Activity-dependent glassy cell mechanics II: Non-thermal fluctuations under metabolic activity (2302.13323v2)

Abstract: The glassy cytoplasm, crowded with bio-macromolecules, is fluidized in living cells by mechanical energy derived from metabolism. Characterizing the living cytoplasm as a non-equilibrium system is crucial in elucidating the intricate mechanism that relates cell mechanics to metabolic activities. In this study, we conducted active and passive microrheology in eukaryotic cells, and quantified non-thermal fluctuations from the violation of the fluctuation-dissipation theorem (FDT). The power spectral density corresponding to active force generation was then estimated following the Langevin theory extended to non-equilibrium systems. Experiments performed while regulating cellular metabolic activity showed that the non-thermal displacement fluctuation, rather than the active non-thermal force, directly correlates with metabolism.

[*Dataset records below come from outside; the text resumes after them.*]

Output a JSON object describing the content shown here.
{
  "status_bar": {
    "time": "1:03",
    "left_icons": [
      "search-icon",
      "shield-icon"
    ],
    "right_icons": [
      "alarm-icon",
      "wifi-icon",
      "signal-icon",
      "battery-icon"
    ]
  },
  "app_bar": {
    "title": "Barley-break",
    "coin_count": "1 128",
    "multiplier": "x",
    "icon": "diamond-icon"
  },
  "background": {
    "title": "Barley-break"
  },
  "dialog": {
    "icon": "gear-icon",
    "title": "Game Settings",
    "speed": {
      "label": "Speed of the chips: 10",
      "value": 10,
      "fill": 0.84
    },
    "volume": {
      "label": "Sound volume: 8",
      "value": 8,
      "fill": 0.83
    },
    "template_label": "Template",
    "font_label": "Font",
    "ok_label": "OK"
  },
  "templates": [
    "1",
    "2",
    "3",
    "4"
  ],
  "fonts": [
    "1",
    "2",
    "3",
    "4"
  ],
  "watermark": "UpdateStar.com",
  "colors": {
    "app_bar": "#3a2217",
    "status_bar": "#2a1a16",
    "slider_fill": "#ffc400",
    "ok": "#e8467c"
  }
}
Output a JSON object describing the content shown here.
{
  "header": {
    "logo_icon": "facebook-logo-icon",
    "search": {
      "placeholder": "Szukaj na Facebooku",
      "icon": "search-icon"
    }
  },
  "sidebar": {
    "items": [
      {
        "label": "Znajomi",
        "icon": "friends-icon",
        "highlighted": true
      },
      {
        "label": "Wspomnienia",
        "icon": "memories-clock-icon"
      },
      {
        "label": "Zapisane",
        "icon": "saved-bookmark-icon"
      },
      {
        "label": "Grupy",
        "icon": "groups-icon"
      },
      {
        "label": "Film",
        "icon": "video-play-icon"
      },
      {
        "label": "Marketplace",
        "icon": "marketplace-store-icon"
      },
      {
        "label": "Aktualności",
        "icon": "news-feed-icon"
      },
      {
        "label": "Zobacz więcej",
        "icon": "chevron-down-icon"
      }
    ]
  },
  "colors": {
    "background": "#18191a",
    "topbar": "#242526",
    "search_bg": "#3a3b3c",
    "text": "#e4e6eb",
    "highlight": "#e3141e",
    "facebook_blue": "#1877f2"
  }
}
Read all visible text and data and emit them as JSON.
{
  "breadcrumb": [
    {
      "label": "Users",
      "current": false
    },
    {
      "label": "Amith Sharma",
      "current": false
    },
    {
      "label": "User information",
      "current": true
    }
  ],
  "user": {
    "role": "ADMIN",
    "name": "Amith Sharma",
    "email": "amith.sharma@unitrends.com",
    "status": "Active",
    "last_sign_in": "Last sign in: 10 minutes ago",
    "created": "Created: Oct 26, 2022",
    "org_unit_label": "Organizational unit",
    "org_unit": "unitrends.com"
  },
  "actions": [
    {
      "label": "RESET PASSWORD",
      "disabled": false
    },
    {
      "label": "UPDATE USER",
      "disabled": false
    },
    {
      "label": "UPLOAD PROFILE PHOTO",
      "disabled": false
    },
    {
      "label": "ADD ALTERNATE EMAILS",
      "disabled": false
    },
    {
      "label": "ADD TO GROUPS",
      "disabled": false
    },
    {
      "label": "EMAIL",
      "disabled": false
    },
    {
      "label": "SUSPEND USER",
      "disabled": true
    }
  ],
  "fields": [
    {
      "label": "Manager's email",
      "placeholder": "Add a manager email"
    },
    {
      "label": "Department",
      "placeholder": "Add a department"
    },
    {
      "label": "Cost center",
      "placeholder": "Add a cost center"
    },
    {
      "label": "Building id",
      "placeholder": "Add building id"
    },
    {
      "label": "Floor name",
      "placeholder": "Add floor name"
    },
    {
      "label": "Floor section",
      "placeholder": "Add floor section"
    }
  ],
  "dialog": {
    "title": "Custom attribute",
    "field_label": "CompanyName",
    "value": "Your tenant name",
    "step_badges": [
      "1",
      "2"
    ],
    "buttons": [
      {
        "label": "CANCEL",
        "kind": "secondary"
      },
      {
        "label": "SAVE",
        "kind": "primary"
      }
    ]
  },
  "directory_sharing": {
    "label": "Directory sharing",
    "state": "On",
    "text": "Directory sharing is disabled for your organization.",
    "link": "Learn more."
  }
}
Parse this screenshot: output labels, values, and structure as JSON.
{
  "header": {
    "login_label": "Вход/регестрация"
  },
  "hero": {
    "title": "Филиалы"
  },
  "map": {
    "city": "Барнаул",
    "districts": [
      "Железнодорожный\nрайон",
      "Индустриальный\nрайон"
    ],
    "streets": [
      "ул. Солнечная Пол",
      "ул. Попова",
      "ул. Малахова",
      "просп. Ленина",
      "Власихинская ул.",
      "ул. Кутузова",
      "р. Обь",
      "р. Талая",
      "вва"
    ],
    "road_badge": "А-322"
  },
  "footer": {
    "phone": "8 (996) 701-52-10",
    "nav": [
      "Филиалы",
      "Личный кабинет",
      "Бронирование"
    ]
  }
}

We discuss how mechano-enzymes in living cells do not act as a collection of microscopic objects; rather, they generate meso-scale collective fluctuations that directly correlate with enzymatic activity. The correlation is lost at long time scales because of the mesoscopic structural relaxations induced by the metabolic activities. Since the efficiency with which energy is converted to non-thermal fluctuations decreases as the cytoplasm becomes fluidic, the fluidization of the cytoplasm stops at critical jamming. Regardless of the presence or absence of structural relaxations in the cytoplasm, we demonstrate that non-thermal fluctuations in a probe particle can serve as a valuable indicator of those metabolic activities that typically perturb the mechanical environment within cells.